There’s an interesting post over at Intel Dump about the dilemma the U.S. faces with their bases in places like Uzbekistan. I found this most interesting:

The tensions between Washington and Tashkent have offered Russia and China an opportunity to squeeze the United States out of Central Asia. Russia, China and four Central Asian nations — Uzbekistan, Kazakhstan, Tajikistan and Kyrgyzstan — demanded this month that the United States declare a date for withdrawing troops and aircraft from bases in Uzbekistan and Kyrgyzstan.

The analysis in the rest of the post is worth reading. In particular:

Cold War bases were located in large countries destined to be economic and geopolitical powerhouses, where the US had vital interests in stability, prosperity and alignment with the United States. Service members and their families moved to the equivalent of medium-sized American towns (replete with schools and bowling alleys) for years at a time. They represented a nice convergence of realpolitik, democratization and economic development in one strategy.

The newer host countries present a stark contrast. Many are practically city-states with little economic potential, non-democratic or unstable governments, but in strategic locations. The bases are extremely spare, where six month tours with no family are the rule and therefore requiring very few “hotel services” to help drive a sizable local economy (the hosts are so poor that bases still represent a windfall; Kyrgyzstan’s accounted for 5 percent of its entire gross domestic product last year). The bases are likely to be removed from host populations and heavily fortified, and are unlikely to do much to increase stability, democracy or familiarity with Americans in their hosts.

Most of you know I’m not a fan of realist foreign policy. More precisely, I don’t like the things that realpolitik can’t measure effectively. Like economics, I understand and believe in the underlying theories, but think that the equations often miss important variables.

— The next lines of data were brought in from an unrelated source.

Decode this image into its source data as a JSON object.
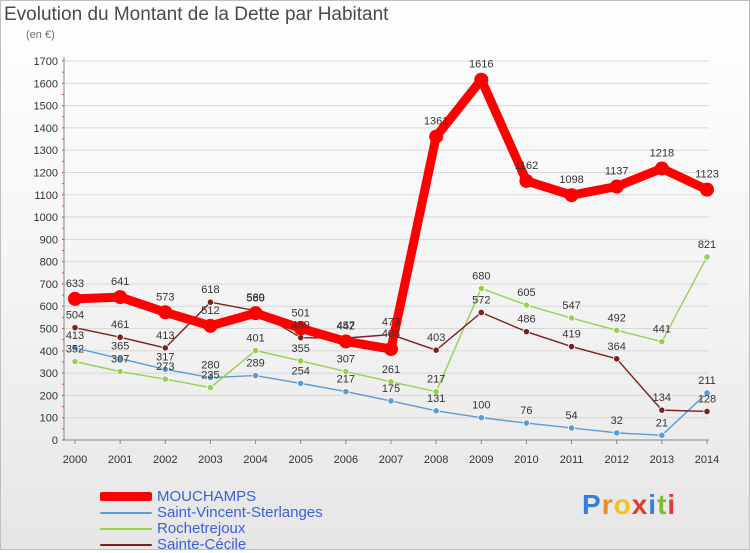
{
  "chart_data": {
    "type": "line",
    "title": "Evolution du Montant de la Dette par Habitant",
    "subtitle": "(en €)",
    "x": [
      "2000",
      "2001",
      "2002",
      "2003",
      "2004",
      "2005",
      "2006",
      "2007",
      "2008",
      "2009",
      "2010",
      "2011",
      "2012",
      "2013",
      "2014"
    ],
    "ylim": [
      0,
      1700
    ],
    "yticks": [
      0,
      100,
      200,
      300,
      400,
      500,
      600,
      700,
      800,
      900,
      1000,
      1100,
      1200,
      1300,
      1400,
      1500,
      1600,
      1700
    ],
    "grid": true,
    "legend_position": "bottom-left",
    "series": [
      {
        "name": "MOUCHAMPS",
        "color": "#ff0000",
        "values": [
          633,
          641,
          573,
          512,
          569,
          501,
          442,
          408,
          1361,
          1616,
          1162,
          1098,
          1137,
          1218,
          1123
        ],
        "labels": [
          "633",
          "641",
          "573",
          "512",
          "569",
          "501",
          "442",
          "408",
          "1361",
          "1616",
          "1162",
          "1098",
          "1137",
          "1218",
          "1123"
        ]
      },
      {
        "name": "Saint-Vincent-Sterlanges",
        "color": "#5a9bd5",
        "values": [
          413,
          365,
          317,
          280,
          289,
          254,
          217,
          175,
          131,
          100,
          76,
          54,
          32,
          21,
          211
        ],
        "labels": [
          "413",
          "365",
          "317",
          "280",
          "289",
          "254",
          "217",
          "175",
          "131",
          "100",
          "76",
          "54",
          "32",
          "21",
          "211"
        ]
      },
      {
        "name": "Rochetrejoux",
        "color": "#96d050",
        "values": [
          352,
          307,
          273,
          235,
          401,
          355,
          307,
          261,
          217,
          680,
          605,
          547,
          492,
          441,
          821
        ],
        "labels": [
          "352",
          "307",
          "273",
          "235",
          "401",
          "355",
          "307",
          "261",
          "217",
          "680",
          "605",
          "547",
          "492",
          "441",
          "821"
        ]
      },
      {
        "name": "Sainte-Cécile",
        "color": "#7a2020",
        "values": [
          504,
          461,
          413,
          618,
          580,
          459,
          457,
          473,
          403,
          572,
          486,
          419,
          364,
          134,
          128
        ],
        "labels": [
          "504",
          "461",
          "413",
          "618",
          "580",
          "459",
          "457",
          "473",
          "403",
          "572",
          "486",
          "419",
          "364",
          "134",
          "128"
        ]
      }
    ]
  },
  "logo": {
    "letters": [
      "P",
      "r",
      "o",
      "x",
      "i",
      "t",
      "i"
    ],
    "colors": [
      "#3a7fd5",
      "#f08c1e",
      "#f2c21b",
      "#e03b2f",
      "#3a7fd5",
      "#7dbb32",
      "#e03b2f"
    ]
  }
}
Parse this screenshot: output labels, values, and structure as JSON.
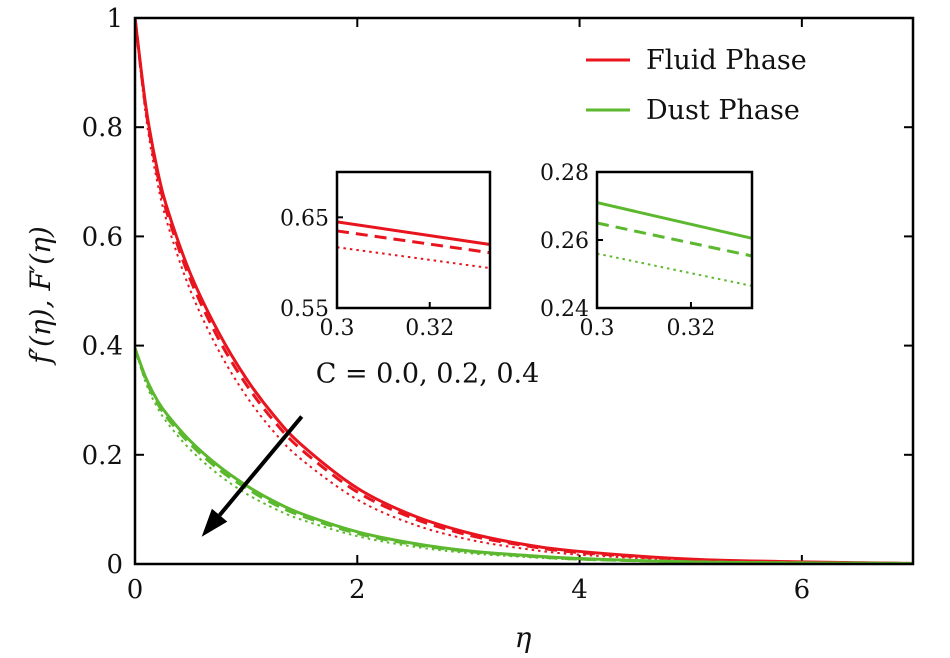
{
  "chart_data": {
    "type": "line",
    "xlabel": "η",
    "ylabel": "f′(η), F′(η)",
    "xlim": [
      0,
      7
    ],
    "ylim": [
      0,
      1
    ],
    "xticks": [
      0,
      2,
      4,
      6
    ],
    "yticks": [
      0,
      0.2,
      0.4,
      0.6,
      0.8,
      1
    ],
    "xtick_labels": [
      "0",
      "2",
      "4",
      "6"
    ],
    "ytick_labels": [
      "0",
      "0.2",
      "0.4",
      "0.6",
      "0.8",
      "1"
    ],
    "legend": {
      "placement": "top-right",
      "entries": [
        {
          "label": "Fluid Phase",
          "color": "#e8141e"
        },
        {
          "label": "Dust Phase",
          "color": "#5cb82e"
        }
      ]
    },
    "annotation": {
      "text": "C = 0.0, 0.2, 0.4",
      "arrow_from": [
        1.5,
        0.27
      ],
      "arrow_to": [
        0.6,
        0.05
      ]
    },
    "series": [
      {
        "group": "Fluid Phase",
        "C": 0.0,
        "style": "solid",
        "color": "#e8141e",
        "x": [
          0,
          0.1,
          0.2,
          0.3,
          0.5,
          0.75,
          1.0,
          1.25,
          1.5,
          2.0,
          2.5,
          3.0,
          3.5,
          4.0,
          5.0,
          6.0,
          7.0
        ],
        "y": [
          1.0,
          0.835,
          0.723,
          0.645,
          0.531,
          0.425,
          0.34,
          0.272,
          0.218,
          0.139,
          0.089,
          0.057,
          0.036,
          0.023,
          0.009,
          0.004,
          0.001
        ]
      },
      {
        "group": "Fluid Phase",
        "C": 0.2,
        "style": "dashed",
        "color": "#e8141e",
        "x": [
          0,
          0.1,
          0.2,
          0.3,
          0.5,
          0.75,
          1.0,
          1.25,
          1.5,
          2.0,
          2.5,
          3.0,
          3.5,
          4.0,
          5.0,
          6.0,
          7.0
        ],
        "y": [
          1.0,
          0.829,
          0.715,
          0.635,
          0.52,
          0.413,
          0.329,
          0.262,
          0.209,
          0.132,
          0.084,
          0.053,
          0.034,
          0.021,
          0.008,
          0.003,
          0.001
        ]
      },
      {
        "group": "Fluid Phase",
        "C": 0.4,
        "style": "dotted",
        "color": "#e8141e",
        "x": [
          0,
          0.1,
          0.2,
          0.3,
          0.5,
          0.75,
          1.0,
          1.25,
          1.5,
          2.0,
          2.5,
          3.0,
          3.5,
          4.0,
          5.0,
          6.0,
          7.0
        ],
        "y": [
          1.0,
          0.818,
          0.7,
          0.618,
          0.5,
          0.392,
          0.308,
          0.242,
          0.191,
          0.118,
          0.073,
          0.045,
          0.028,
          0.017,
          0.007,
          0.003,
          0.001
        ]
      },
      {
        "group": "Dust Phase",
        "C": 0.0,
        "style": "solid",
        "color": "#5cb82e",
        "x": [
          0,
          0.1,
          0.2,
          0.3,
          0.5,
          0.75,
          1.0,
          1.25,
          1.5,
          2.0,
          2.5,
          3.0,
          3.5,
          4.0,
          5.0,
          6.0,
          7.0
        ],
        "y": [
          0.395,
          0.34,
          0.3,
          0.271,
          0.225,
          0.18,
          0.144,
          0.115,
          0.092,
          0.059,
          0.038,
          0.024,
          0.016,
          0.01,
          0.004,
          0.002,
          0.001
        ]
      },
      {
        "group": "Dust Phase",
        "C": 0.2,
        "style": "dashed",
        "color": "#5cb82e",
        "x": [
          0,
          0.1,
          0.2,
          0.3,
          0.5,
          0.75,
          1.0,
          1.25,
          1.5,
          2.0,
          2.5,
          3.0,
          3.5,
          4.0,
          5.0,
          6.0,
          7.0
        ],
        "y": [
          0.395,
          0.336,
          0.295,
          0.265,
          0.219,
          0.174,
          0.139,
          0.11,
          0.088,
          0.056,
          0.036,
          0.023,
          0.015,
          0.009,
          0.004,
          0.002,
          0.001
        ]
      },
      {
        "group": "Dust Phase",
        "C": 0.4,
        "style": "dotted",
        "color": "#5cb82e",
        "x": [
          0,
          0.1,
          0.2,
          0.3,
          0.5,
          0.75,
          1.0,
          1.25,
          1.5,
          2.0,
          2.5,
          3.0,
          3.5,
          4.0,
          5.0,
          6.0,
          7.0
        ],
        "y": [
          0.395,
          0.33,
          0.287,
          0.256,
          0.209,
          0.164,
          0.129,
          0.102,
          0.081,
          0.051,
          0.032,
          0.02,
          0.013,
          0.008,
          0.003,
          0.001,
          0.001
        ]
      }
    ],
    "insets": [
      {
        "xlim": [
          0.3,
          0.333
        ],
        "ylim": [
          0.55,
          0.7
        ],
        "xticks": [
          0.3,
          0.32
        ],
        "xtick_labels": [
          "0.3",
          "0.32"
        ],
        "yticks": [
          0.55,
          0.65
        ],
        "ytick_labels": [
          "0.55",
          "0.65"
        ],
        "lines": [
          {
            "style": "solid",
            "color": "#e8141e",
            "x": [
              0.3,
              0.333
            ],
            "y": [
              0.645,
              0.62
            ]
          },
          {
            "style": "dashed",
            "color": "#e8141e",
            "x": [
              0.3,
              0.333
            ],
            "y": [
              0.635,
              0.611
            ]
          },
          {
            "style": "dotted",
            "color": "#e8141e",
            "x": [
              0.3,
              0.333
            ],
            "y": [
              0.617,
              0.594
            ]
          }
        ]
      },
      {
        "xlim": [
          0.3,
          0.333
        ],
        "ylim": [
          0.24,
          0.28
        ],
        "xticks": [
          0.3,
          0.32
        ],
        "xtick_labels": [
          "0.3",
          "0.32"
        ],
        "yticks": [
          0.24,
          0.26,
          0.28
        ],
        "ytick_labels": [
          "0.24",
          "0.26",
          "0.28"
        ],
        "lines": [
          {
            "style": "solid",
            "color": "#5cb82e",
            "x": [
              0.3,
              0.333
            ],
            "y": [
              0.271,
              0.2605
            ]
          },
          {
            "style": "dashed",
            "color": "#5cb82e",
            "x": [
              0.3,
              0.333
            ],
            "y": [
              0.265,
              0.2553
            ]
          },
          {
            "style": "dotted",
            "color": "#5cb82e",
            "x": [
              0.3,
              0.333
            ],
            "y": [
              0.256,
              0.2465
            ]
          }
        ]
      }
    ]
  }
}
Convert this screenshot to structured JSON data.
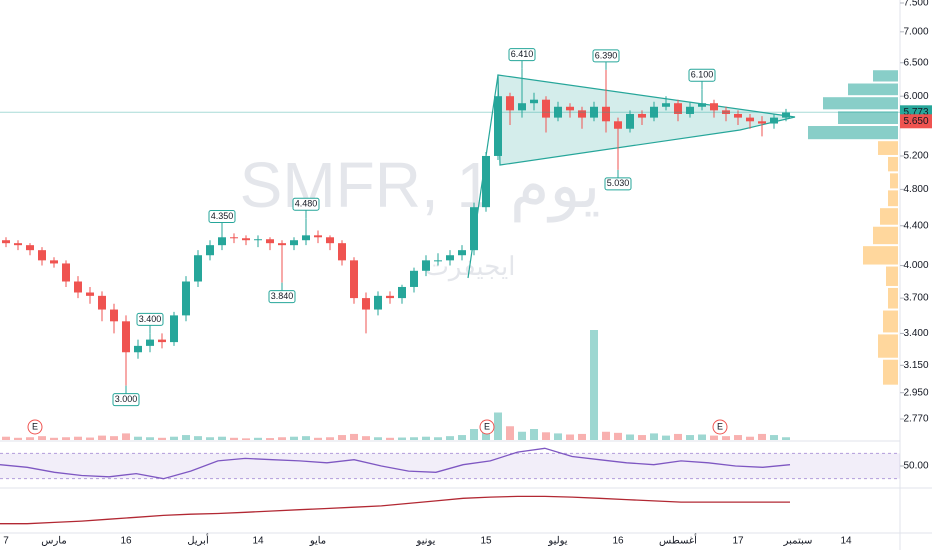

This is one of those examples where I think that those that justify, for example, ignoring Uzbekistan’s horrible record on human rights get things wrong. In the short term it’s all good. Down the road, though, we end up paying some sort of price and too often that price isn’t factored into the math. The biggest thing that often bothers me is that military presence and short term domestic economic gain are the only things that usually get factored in. Like a lot of things in our society (or the Soviets or whatever), not much attention is payed to the long term results.

This goes both ways, of course. This is the best reason for keeping a long term base in Iraq is the one described here.